OK, I was assuming that the GPU was not taking advantage of the additional parallelism offered by the additional blocks based on the profiler outputting the same occupancy for the 64 and 128 block cases in my previous post. Your theory is based on the assumption that the GPU is able to take advantage of that parallelism. I agree that if that assumption holds, then half populated warps could give better performance. But I don’t believe that assumption holds here, unless the profiler is incorrect, or I am misinterpreting it’s output.
You made an argument earlier in the thread that all 128 blocks should be able to be active at the same time, but I don’t believe it’s correct.
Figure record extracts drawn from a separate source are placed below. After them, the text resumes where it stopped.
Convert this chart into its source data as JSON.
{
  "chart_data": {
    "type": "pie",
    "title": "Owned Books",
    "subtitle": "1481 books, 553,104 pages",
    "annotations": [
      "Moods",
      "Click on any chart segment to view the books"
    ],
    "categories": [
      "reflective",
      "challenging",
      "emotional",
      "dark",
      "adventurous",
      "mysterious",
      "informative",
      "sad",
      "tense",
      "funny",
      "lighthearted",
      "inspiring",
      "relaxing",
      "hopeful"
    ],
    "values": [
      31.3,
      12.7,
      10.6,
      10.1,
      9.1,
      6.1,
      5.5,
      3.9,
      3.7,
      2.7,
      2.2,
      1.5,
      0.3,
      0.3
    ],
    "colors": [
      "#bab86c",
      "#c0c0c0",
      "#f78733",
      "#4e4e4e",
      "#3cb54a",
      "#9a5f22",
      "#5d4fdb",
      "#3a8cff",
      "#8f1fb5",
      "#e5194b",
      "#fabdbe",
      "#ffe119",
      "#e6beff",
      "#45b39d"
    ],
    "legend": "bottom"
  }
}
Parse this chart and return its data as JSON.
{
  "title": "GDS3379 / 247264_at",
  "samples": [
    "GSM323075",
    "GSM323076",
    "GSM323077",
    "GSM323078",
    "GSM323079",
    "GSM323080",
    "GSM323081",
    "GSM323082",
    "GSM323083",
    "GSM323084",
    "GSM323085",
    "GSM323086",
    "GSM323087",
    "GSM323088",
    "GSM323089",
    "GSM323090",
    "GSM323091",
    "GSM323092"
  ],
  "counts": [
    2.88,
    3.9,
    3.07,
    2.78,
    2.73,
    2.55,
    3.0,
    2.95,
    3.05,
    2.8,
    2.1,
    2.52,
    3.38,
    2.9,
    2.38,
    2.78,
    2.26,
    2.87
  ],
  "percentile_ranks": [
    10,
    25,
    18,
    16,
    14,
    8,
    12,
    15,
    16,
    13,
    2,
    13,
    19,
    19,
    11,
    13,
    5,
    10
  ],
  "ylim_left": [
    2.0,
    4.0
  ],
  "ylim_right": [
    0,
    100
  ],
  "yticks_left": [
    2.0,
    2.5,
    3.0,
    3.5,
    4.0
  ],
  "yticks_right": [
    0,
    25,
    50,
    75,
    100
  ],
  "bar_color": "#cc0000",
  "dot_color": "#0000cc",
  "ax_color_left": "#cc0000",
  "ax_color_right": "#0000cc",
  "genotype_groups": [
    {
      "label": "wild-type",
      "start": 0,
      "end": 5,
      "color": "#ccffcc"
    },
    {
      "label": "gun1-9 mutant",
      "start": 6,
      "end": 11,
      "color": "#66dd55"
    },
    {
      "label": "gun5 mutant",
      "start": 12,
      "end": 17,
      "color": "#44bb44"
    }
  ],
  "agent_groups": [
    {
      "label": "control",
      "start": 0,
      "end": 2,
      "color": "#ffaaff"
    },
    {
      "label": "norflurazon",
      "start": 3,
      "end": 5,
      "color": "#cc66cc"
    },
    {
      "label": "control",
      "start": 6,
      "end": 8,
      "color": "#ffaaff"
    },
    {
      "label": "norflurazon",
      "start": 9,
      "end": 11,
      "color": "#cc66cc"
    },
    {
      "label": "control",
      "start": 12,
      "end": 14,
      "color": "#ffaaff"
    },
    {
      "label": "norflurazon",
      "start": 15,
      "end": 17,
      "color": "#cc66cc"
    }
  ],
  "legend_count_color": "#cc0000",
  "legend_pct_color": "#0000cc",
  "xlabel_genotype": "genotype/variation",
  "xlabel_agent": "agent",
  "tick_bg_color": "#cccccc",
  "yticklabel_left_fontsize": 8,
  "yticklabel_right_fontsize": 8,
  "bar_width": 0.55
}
The formula for the register footprint of a block is more complicated than (registers per thread) * (threads per block), according to cell B34 of the Occupancy Calculator ( http://forums.nvidia.com/index.php?showtopic=31279 ). According to that formula, only 48 blocks total (regardless of whether we use 32 threads/warp or 16 threads/warp) of my kernel can be active at a time on my Geforce card, due to the register limit.
Also, as a test I tried increasing the number of threads to 16384. If I group those threads 32 to a block (512 blocks), the runtime is 719ms. If I group them 16 to a block (1024 blocks), the runtime is 266ms, so this effect persists even with a larger number of blocks. Occupancy for both is .125.